The novel and the film follow the same arc, telling the story of Bella Baxter (played by Stone), a woman reanimated with the brain of her unborn child, and her Lothario suitor, Duncan Wedderburn (played by Mark Ruffalo, who is also up for an Oscar this year for best supporting actor). Bella is a tornado of pleasurable pursuits, and her childlike sensibility and greedy consumption of sensual experience fuel her puckish disregard for social norms.

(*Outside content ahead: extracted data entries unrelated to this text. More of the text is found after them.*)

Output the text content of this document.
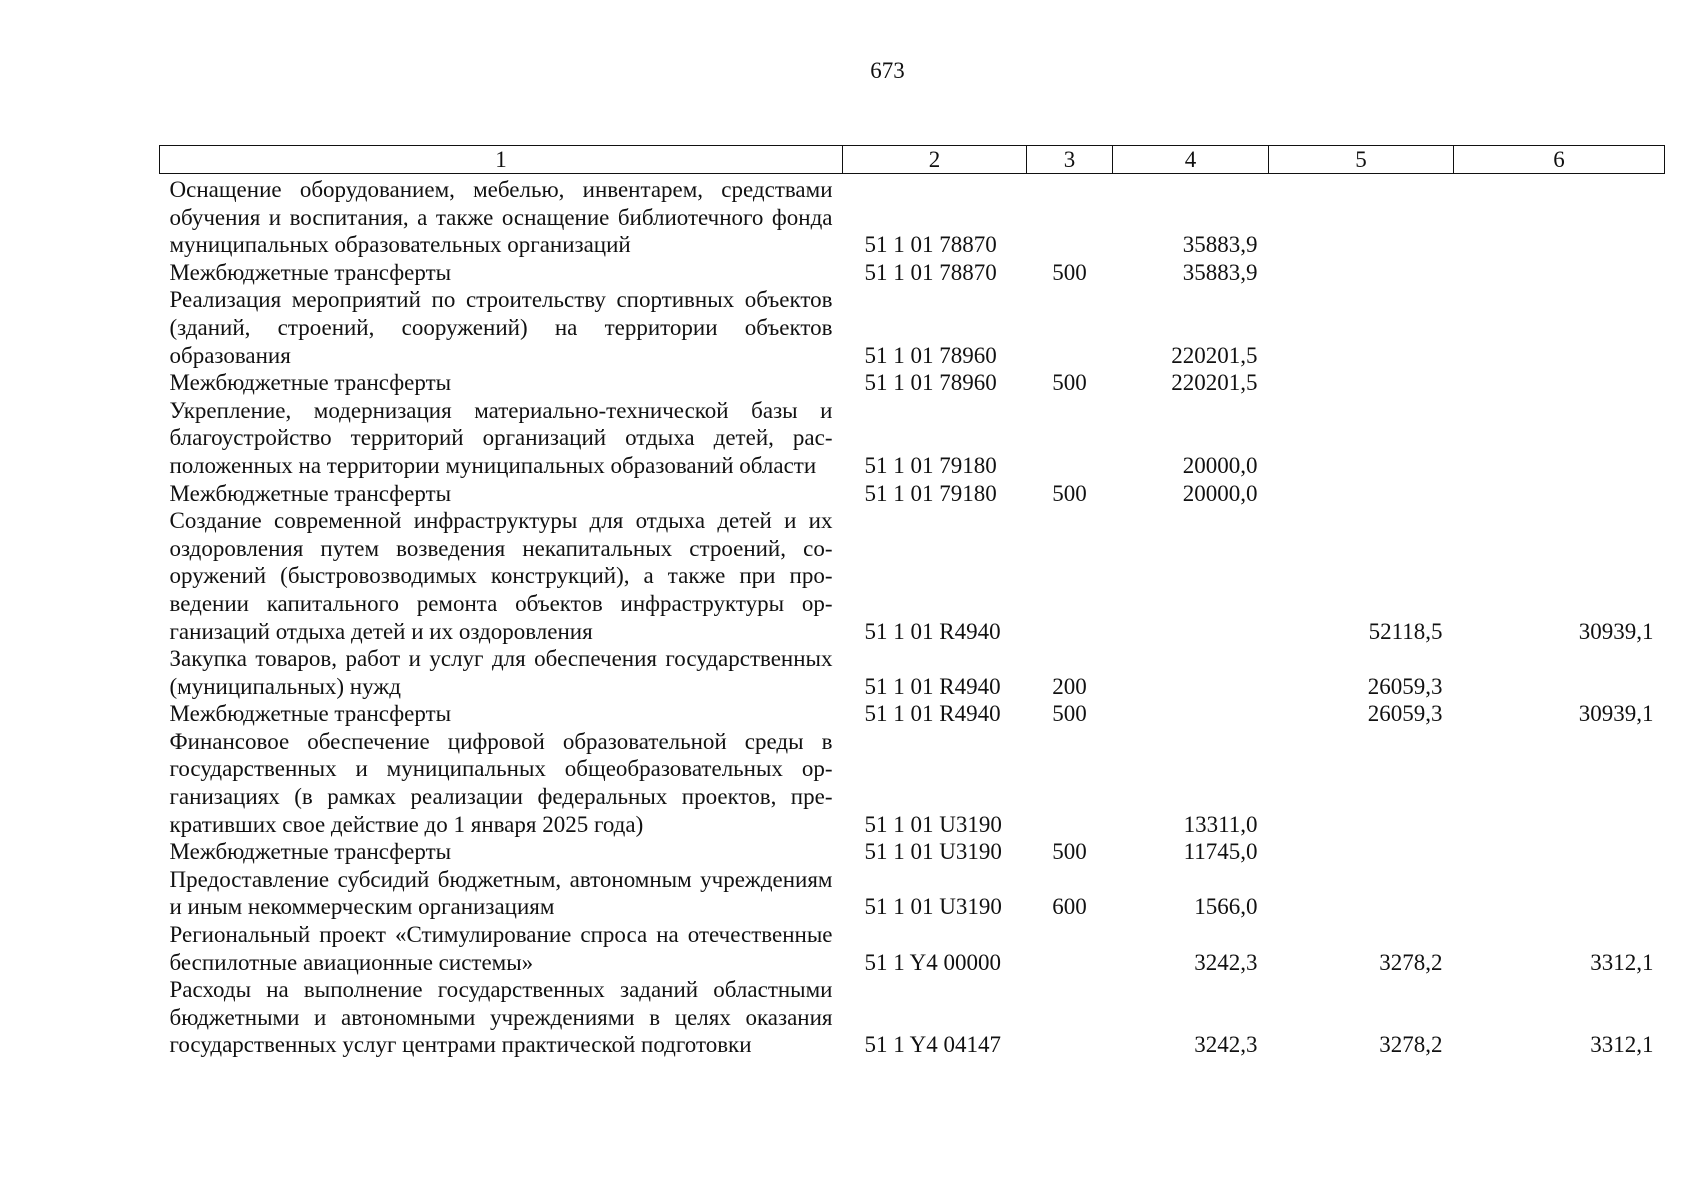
673
1	2	3	4	5	6
Оснащение оборудованием, мебелью, инвентарем, средствами обучения и воспитания, а также оснащение библиотечного фонда муниципальных образовательных организаций	51 1 01 78870		35883,9		
Межбюджетные трансферты	51 1 01 78870	500	35883,9		
Реализация мероприятий по строительству спортивных объектов (зданий, строений, сооружений) на территории объектов образования	51 1 01 78960		220201,5		
Межбюджетные трансферты	51 1 01 78960	500	220201,5		
Укрепление, модернизация материально-технической базы и благоустройство территорий организаций отдыха детей, расположенных на территории муниципальных образований области	51 1 01 79180		20000,0		
Межбюджетные трансферты	51 1 01 79180	500	20000,0		
Создание современной инфраструктуры для отдыха детей и их оздоровления путем возведения некапитальных строений, сооружений (быстровозводимых конструкций), а также при проведении капитального ремонта объектов инфраструктуры организаций отдыха детей и их оздоровления	51 1 01 R4940			52118,5	30939,1
Закупка товаров, работ и услуг для обеспечения государственных (муниципальных) нужд	51 1 01 R4940	200		26059,3	
Межбюджетные трансферты	51 1 01 R4940	500		26059,3	30939,1
Финансовое обеспечение цифровой образовательной среды в государственных и муниципальных общеобразовательных организациях (в рамках реализации федеральных проектов, прекративших свое действие до 1 января 2025 года)	51 1 01 U3190		13311,0		
Межбюджетные трансферты	51 1 01 U3190	500	11745,0		
Предоставление субсидий бюджетным, автономным учреждениям и иным некоммерческим организациям	51 1 01 U3190	600	1566,0		
Региональный проект «Стимулирование спроса на отечественные беспилотные авиационные системы»	51 1 Y4 00000		3242,3	3278,2	3312,1
Расходы на выполнение государственных заданий областными бюджетными и автономными учреждениями в целях оказания государственных услуг центрами практической подготовки	51 1 Y4 04147		3242,3	3278,2	3312,1
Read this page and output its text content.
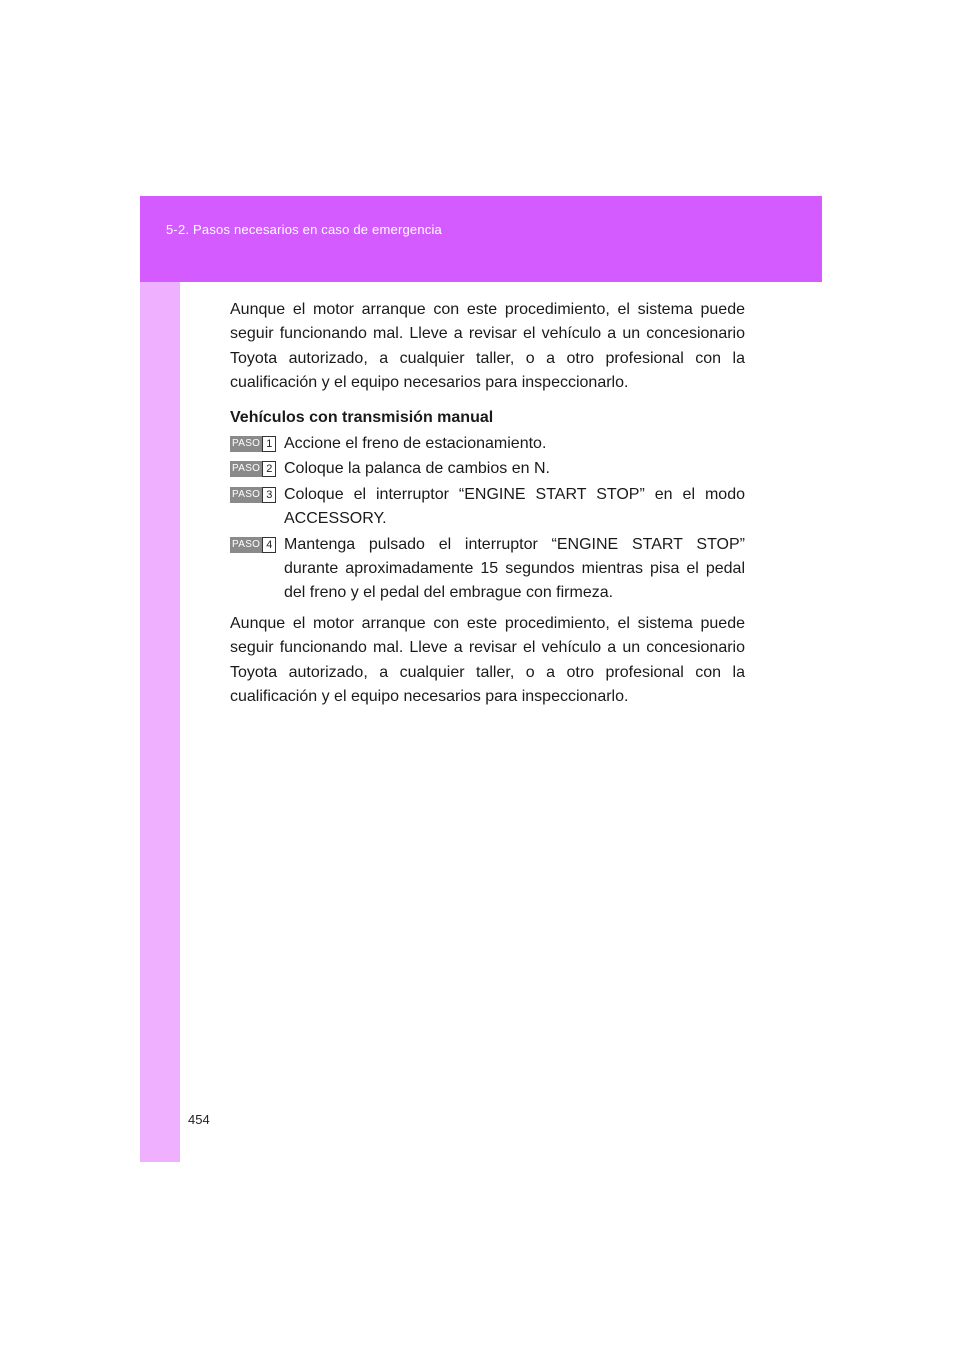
5-2. Pasos necesarios en caso de emergencia

Aunque el motor arranque con este procedimiento, el sistema puede seguir funcionando mal. Lleve a revisar el vehículo a un concesionario Toyota autorizado, a cualquier taller, o a otro profesional con la cualificación y el equipo necesarios para inspeccionarlo.

Vehículos con transmisión manual

PASO 1 Accione el freno de estacionamiento.
PASO 2 Coloque la palanca de cambios en N.
PASO 3 Coloque el interruptor “ENGINE START STOP” en el modo ACCESSORY.
PASO 4 Mantenga pulsado el interruptor “ENGINE START STOP” durante aproximadamente 15 segundos mientras pisa el pedal del freno y el pedal del embrague con firmeza.

Aunque el motor arranque con este procedimiento, el sistema puede seguir funcionando mal. Lleve a revisar el vehículo a un concesionario Toyota autorizado, a cualquier taller, o a otro profesional con la cualificación y el equipo necesarios para inspeccionarlo.

454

Gray's novel folds experiment and eccentricity in its every page, constructed by letters and diary entries with medical diagrams and illustrations spliced throughout. The cheeky, raunchy splendor of this irreverent novel animates the adaptation and provides fertile ground to explore the complexity — and discomfort — of its characters and themes. Another reason to read the book: It boasts a surprise ending with a deliciously complex corkscrew conundrum.
"Erasure" by Percival Everett
Percival Everett, whose novel "The Trees" was shortlisted for the 2022 Booker Prize, has long been well-known among literary readers. But the adaptation of his 2001 novel "Erasure" into the 2023 film "American Fiction" will, and should, bring him legions of new fans. Known for its satirical wit and keen and cutting observational style, "Erasure" tackles racism in its many manifestations head-on.
Thelonious "Monk" Ellison (played by Jeffrey Wright in a performance that was nominated for best actor), is a writer who is often told that he is not "Black" enough in academia and publishing. When he pens an exploitative work, like another recent bestseller he detests, he is astonished to get a lucrative publishing deal and a movie offer.